On the external side, transformation of data into knowledge has long since helped banks understand their customers on a more personal level. Prior to the popularity of analytics, bespoke products that touched the customer on a personal engagement level were rare in the banking sector. Data-driven financial modeling and marketing campaign optimization are key building blocks to marketing ROI for the banking sector. Also, transactional pattern analysis is a common spin-off tool often used in fortifying the fraud mitigation performance of banks and other financial institutions.
As such, analytics provides a dual-faceted tool for banks — one that reaches out to the customer on a personal engagement basis and the other that helps identify and mitigate fraudulent claims. Information security and technology are two areas in banking that heavily leverage the use of data, be it customer transactions or internal processes. This presents the unique challenge of providing bankers access to data to do various tasks but also — from a security standpoint — monitoring that access. Identifying probable risk elements and troubleshooting issues can be done at an accelerated pace.

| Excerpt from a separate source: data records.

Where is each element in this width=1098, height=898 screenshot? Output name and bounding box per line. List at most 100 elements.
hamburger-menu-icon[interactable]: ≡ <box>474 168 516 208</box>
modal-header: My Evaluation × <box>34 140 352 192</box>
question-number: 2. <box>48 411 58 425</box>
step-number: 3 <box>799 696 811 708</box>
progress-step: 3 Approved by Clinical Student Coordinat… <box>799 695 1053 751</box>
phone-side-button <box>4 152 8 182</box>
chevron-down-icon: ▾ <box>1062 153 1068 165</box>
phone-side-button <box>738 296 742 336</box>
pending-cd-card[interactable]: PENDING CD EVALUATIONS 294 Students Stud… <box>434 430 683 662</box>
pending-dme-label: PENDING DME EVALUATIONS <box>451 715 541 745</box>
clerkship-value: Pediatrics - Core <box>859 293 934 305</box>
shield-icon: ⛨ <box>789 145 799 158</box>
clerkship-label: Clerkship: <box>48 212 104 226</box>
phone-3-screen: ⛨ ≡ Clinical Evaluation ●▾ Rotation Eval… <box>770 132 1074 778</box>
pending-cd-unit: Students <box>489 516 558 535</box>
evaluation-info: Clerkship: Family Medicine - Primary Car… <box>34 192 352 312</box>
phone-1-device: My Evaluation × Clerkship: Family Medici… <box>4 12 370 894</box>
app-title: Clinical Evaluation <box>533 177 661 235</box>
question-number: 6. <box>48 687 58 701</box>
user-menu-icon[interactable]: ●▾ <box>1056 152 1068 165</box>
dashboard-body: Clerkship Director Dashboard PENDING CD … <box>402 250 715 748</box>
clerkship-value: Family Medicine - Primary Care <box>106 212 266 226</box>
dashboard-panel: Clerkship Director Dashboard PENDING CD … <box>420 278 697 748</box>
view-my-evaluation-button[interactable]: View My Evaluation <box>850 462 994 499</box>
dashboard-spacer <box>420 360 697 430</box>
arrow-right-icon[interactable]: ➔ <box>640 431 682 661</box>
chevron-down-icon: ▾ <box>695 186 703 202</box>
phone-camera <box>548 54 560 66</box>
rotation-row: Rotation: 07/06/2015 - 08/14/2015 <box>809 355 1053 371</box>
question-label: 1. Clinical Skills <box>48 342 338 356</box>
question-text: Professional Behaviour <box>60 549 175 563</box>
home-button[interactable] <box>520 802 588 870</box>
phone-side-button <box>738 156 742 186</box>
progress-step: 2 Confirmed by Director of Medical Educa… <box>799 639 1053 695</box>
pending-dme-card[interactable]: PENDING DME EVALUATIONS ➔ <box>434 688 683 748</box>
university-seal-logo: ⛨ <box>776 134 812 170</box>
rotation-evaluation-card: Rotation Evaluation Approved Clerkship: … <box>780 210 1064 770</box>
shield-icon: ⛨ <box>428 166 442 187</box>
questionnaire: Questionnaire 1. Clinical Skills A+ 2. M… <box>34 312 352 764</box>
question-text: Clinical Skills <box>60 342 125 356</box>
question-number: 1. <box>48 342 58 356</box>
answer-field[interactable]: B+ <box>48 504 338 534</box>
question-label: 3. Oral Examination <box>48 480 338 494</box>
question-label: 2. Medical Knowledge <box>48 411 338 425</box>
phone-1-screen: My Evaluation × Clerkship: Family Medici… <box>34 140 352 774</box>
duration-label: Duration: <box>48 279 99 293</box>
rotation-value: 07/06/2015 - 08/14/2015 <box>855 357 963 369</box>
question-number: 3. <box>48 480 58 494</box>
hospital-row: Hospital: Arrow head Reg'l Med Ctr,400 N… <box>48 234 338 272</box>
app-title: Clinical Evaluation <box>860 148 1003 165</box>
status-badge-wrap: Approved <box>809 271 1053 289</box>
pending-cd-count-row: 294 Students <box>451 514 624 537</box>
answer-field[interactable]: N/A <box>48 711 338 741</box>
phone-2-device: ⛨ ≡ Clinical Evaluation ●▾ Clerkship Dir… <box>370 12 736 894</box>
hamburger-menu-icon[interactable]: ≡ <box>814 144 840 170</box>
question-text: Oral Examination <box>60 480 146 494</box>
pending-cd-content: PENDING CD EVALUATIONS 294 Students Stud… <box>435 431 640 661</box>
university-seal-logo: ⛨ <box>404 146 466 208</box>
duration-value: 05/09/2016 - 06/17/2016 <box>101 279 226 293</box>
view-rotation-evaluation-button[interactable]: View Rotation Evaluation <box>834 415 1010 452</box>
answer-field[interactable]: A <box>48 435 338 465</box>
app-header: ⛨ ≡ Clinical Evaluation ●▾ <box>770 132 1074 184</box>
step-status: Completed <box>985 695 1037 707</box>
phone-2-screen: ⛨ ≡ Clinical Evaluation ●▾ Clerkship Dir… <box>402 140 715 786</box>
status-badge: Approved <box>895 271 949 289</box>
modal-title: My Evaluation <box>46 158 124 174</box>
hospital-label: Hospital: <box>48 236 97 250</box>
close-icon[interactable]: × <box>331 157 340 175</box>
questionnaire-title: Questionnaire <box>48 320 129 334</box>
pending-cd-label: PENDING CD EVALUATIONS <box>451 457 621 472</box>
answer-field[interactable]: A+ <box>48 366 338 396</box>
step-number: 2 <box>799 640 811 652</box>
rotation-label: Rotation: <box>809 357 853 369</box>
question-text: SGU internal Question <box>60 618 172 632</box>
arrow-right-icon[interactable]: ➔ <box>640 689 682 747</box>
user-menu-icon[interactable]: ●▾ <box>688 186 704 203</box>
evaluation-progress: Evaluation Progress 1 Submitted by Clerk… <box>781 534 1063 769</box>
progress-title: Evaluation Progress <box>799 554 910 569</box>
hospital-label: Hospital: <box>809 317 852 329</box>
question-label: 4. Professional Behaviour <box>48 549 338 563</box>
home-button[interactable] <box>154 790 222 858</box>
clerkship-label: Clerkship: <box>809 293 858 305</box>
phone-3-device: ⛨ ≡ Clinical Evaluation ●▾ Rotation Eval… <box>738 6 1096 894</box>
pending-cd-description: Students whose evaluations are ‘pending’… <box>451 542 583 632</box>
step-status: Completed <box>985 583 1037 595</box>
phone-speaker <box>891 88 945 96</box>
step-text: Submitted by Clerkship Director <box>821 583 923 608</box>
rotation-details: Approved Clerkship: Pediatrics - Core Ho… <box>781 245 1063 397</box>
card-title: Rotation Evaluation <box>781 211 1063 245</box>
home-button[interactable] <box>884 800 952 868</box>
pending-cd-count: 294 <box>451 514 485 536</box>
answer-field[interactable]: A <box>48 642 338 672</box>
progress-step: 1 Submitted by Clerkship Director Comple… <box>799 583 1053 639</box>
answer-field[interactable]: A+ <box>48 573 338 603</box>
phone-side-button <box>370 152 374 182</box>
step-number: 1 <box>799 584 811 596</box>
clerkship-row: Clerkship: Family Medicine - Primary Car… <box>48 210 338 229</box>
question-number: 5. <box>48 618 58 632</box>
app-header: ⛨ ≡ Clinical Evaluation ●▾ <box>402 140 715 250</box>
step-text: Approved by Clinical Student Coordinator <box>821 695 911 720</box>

No matter how turnkey the data analytics solution may seem on paper, the ship does not begin sailing without a good crew. Building in-house expertise and training the technology team must be at the top of the checklist for banks that are looking to research, employ and deploy powerful data insight tools. A rather unconventional approach may be needed here — changing the way key stakeholders respond to major shifts away from legacy systems and moving into the world of big data and analytics. From a technology perspective, banks must make sure they have a complete understanding of their data infrastructure and the exact goals they wish to achieve by leveraging data. This will help them choose from a multitude of analytics tool vendors. It is equally important to forge the right kind of partnership with such vendors, a factor which will grow to define the ROI of the data solution.
Since this involves a long-term decision-making process, a “people’s perspective” is required. Developing leaders with not only the right technology acumen, but also business acumen, is crucial for banking institutions. Vendor partnership selection must be a technology discussion, as opposed to a business discussion, but it is important for the technologist to get up to speed on the business dialogues and connect to the bank’s commercial priorities. It all boils down to whether banking institutions have people who can support and harness the power of the analytical tools they wish to purchase, with a clear understanding of the achievables.
The Time for Artificial Intelligence
This requires the technology teams at banks to stay informed about trends in the market. The two main trends that are disrupting banking are artificial intelligence (AI) and process automation.
Smart wallets, stock advisory, wealth management, and customer relations are some of the exciting opportunities for AI to influence the banking sector. In fact, some banks have already incorporated AI and machine learning into their major pain points—fraud detection and stock monitoring. A smarter engine automatically paves the way for smarter and more refined processes that are automated to a high degree. The incentive for banks to adopt process automation lies in the redundancy of manual processing in crucial core banking operations. There has already been a major shift toward partnering with fintech providers that have already been doing the heavy lifting on these issues. With an intimidating quantity of data, the banking sector has great potential to create a better experience for its customers.